Early reports suggested the group had been arrested but, in fact, they were banned from entering the House and would face charges if they attempted to re-enter within the 90 days.
“In principle that sucks,” Learning said to a crowd assembled on the Hill. “We’re a free society. But I guess they have a job to do and if I was a criminal I would expect something like that but as a law-abiding citizen I expect nothing like that. It’s lip service to what these bureaucrats want. It’s not standing on the principle of democracy, which we do.”
Rallies against the controversial project were held in Ottawa, St. John’s, Halifax, Happy Valley-Goose Bay and Winnipeg. Approximately 10 people showed up at the rally in Happy Valley-Goose Bay, only a short drive from the project.
Each of the 15 who attempted to enter the House carried a photo of a person from Labrador who would be affected by the project. Supporters in Happy Valley-Goose Bay had photos of those in Ottawa who were attempting the act of civil disobedience to show solidarity.

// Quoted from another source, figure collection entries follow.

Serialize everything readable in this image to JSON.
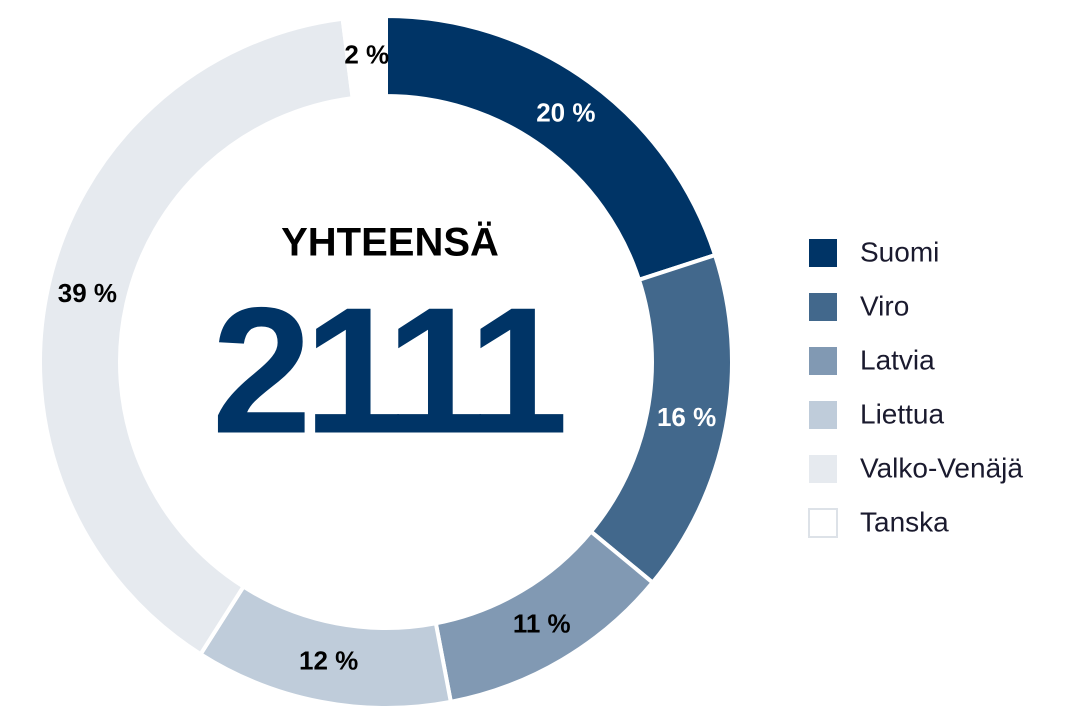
{
  "chart_data": {
    "type": "donut",
    "center_label": "YHTEENSÄ",
    "total": 2111,
    "categories": [
      "Suomi",
      "Viro",
      "Latvia",
      "Liettua",
      "Valko-Venäjä",
      "Tanska"
    ],
    "values": [
      20,
      16,
      11,
      12,
      39,
      2
    ],
    "value_labels": [
      "20 %",
      "16 %",
      "11 %",
      "12 %",
      "39 %",
      "2 %"
    ],
    "colors": [
      "#003466",
      "#42688c",
      "#8199b3",
      "#bfccda",
      "#e6eaef",
      "#ffffff"
    ],
    "legend": "right"
  }
}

“It’s really about adding our support and solidarity to the actions happening in Ottawa and other parts of Canada as part of the national day of action today (May 7) around asking the federal government to stop investing in cultural genocide here in Labrador by way of the Lower Churchill project,” said Denise Cole, a member of the Labrador Land Protectors in Happy Valley-Goose Bay.
She said they hoped to lend their support to those in Ottawa who were facing arrest to bring their message to Parliament. She said they wanted to let those in Ottawa know their voices are heard.

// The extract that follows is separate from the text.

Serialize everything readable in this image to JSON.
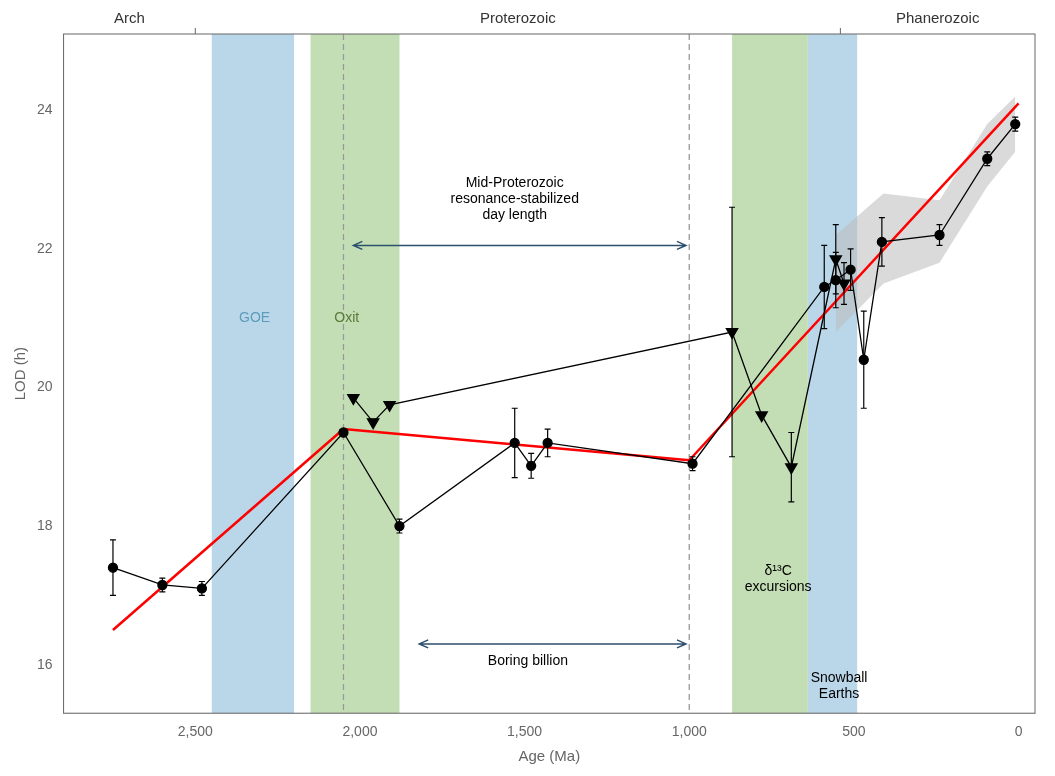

Part of the focus of the actions were to ask the federal government to stop investing in the project. So far, the feds have given over $9 billion in loan guarantees to the Muskrat Falls project.

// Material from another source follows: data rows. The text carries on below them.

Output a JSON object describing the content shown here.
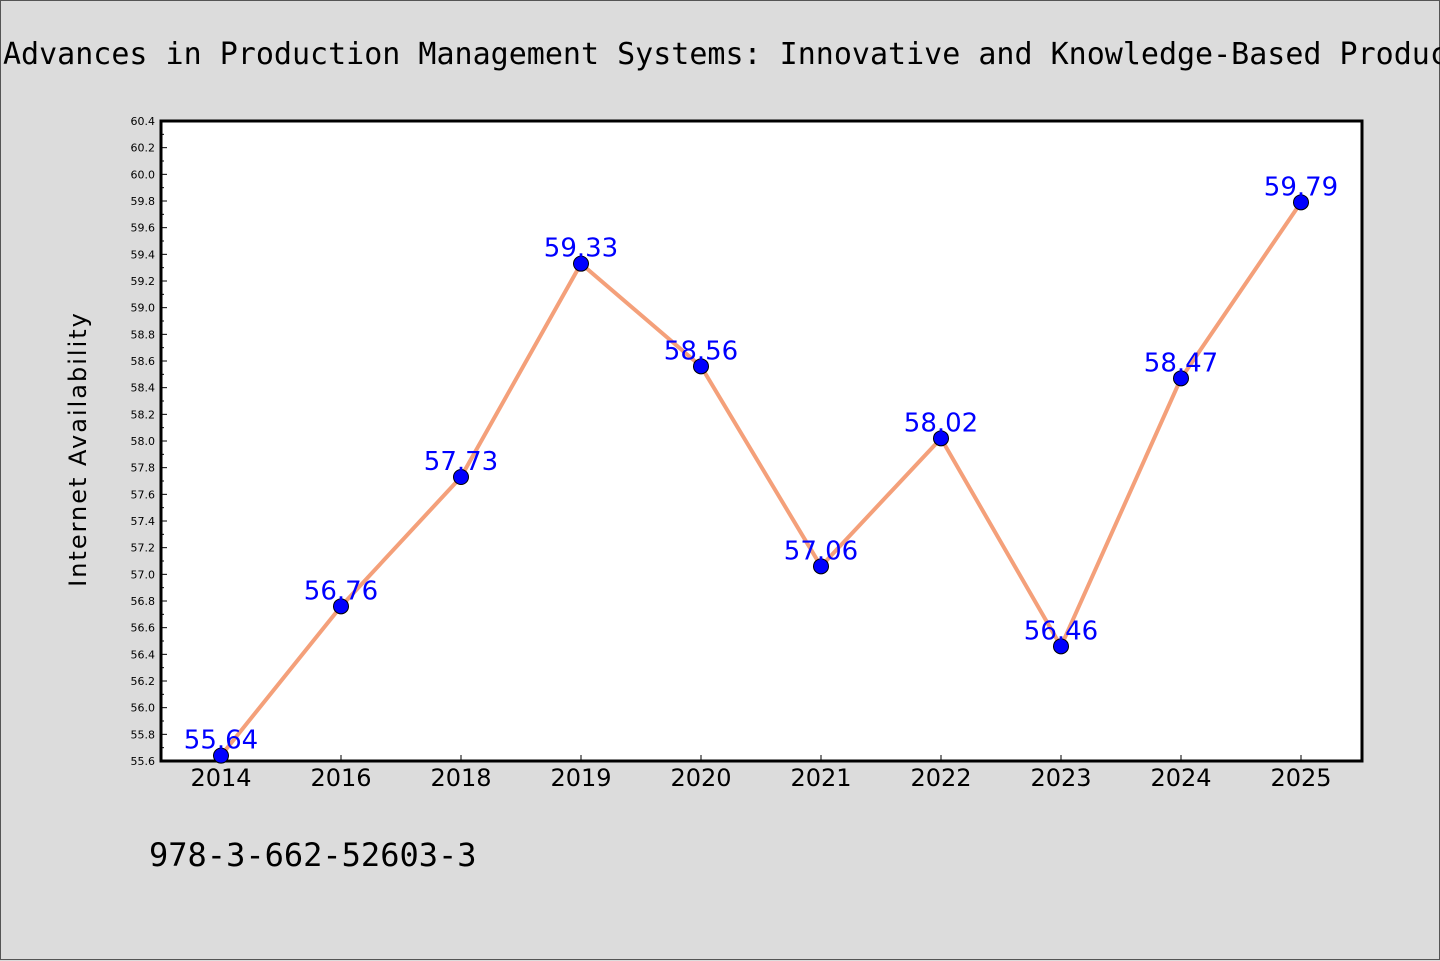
{
  "title": "Advances in Production Management Systems: Innovative and Knowledge-Based Production",
  "footer_isbn": "978-3-662-52603-3",
  "colors": {
    "background": "#dcdcdc",
    "plot_background": "#ffffff",
    "line": "#f4a07a",
    "marker": "#0000ff",
    "data_label": "#0000ff"
  },
  "chart_data": {
    "type": "line",
    "title": "Advances in Production Management Systems: Innovative and Knowledge-Based Production",
    "xlabel": "",
    "ylabel": "Internet Availability",
    "categories": [
      "2014",
      "2016",
      "2018",
      "2019",
      "2020",
      "2021",
      "2022",
      "2023",
      "2024",
      "2025"
    ],
    "series": [
      {
        "values": [
          55.64,
          56.76,
          57.73,
          59.33,
          58.56,
          57.06,
          58.02,
          56.46,
          58.47,
          59.79
        ],
        "labels": [
          "55.64",
          "56.76",
          "57.73",
          "59.33",
          "58.56",
          "57.06",
          "58.02",
          "56.46",
          "58.47",
          "59.79"
        ]
      }
    ],
    "ylim": [
      55.6,
      60.4
    ],
    "yticks": [
      "55.6",
      "55.8",
      "56.0",
      "56.2",
      "56.4",
      "56.6",
      "56.8",
      "57.0",
      "57.2",
      "57.4",
      "57.6",
      "57.8",
      "58.0",
      "58.2",
      "58.4",
      "58.6",
      "58.8",
      "59.0",
      "59.2",
      "59.4",
      "59.6",
      "59.8",
      "60.0",
      "60.2",
      "60.4"
    ],
    "grid": false,
    "legend": "none"
  }
}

“They’re the single biggest investor in the project,” she said. “The damage that Muskrat Falls is already doing and to think they would even look at Gull Island, which we know is on their radar. The federal and provincial governments need to pay attention that you can’t continue to do things to people downstream, whether indigenous or not indigenous, to impact our way of life, threaten our food sources and threaten our safety.”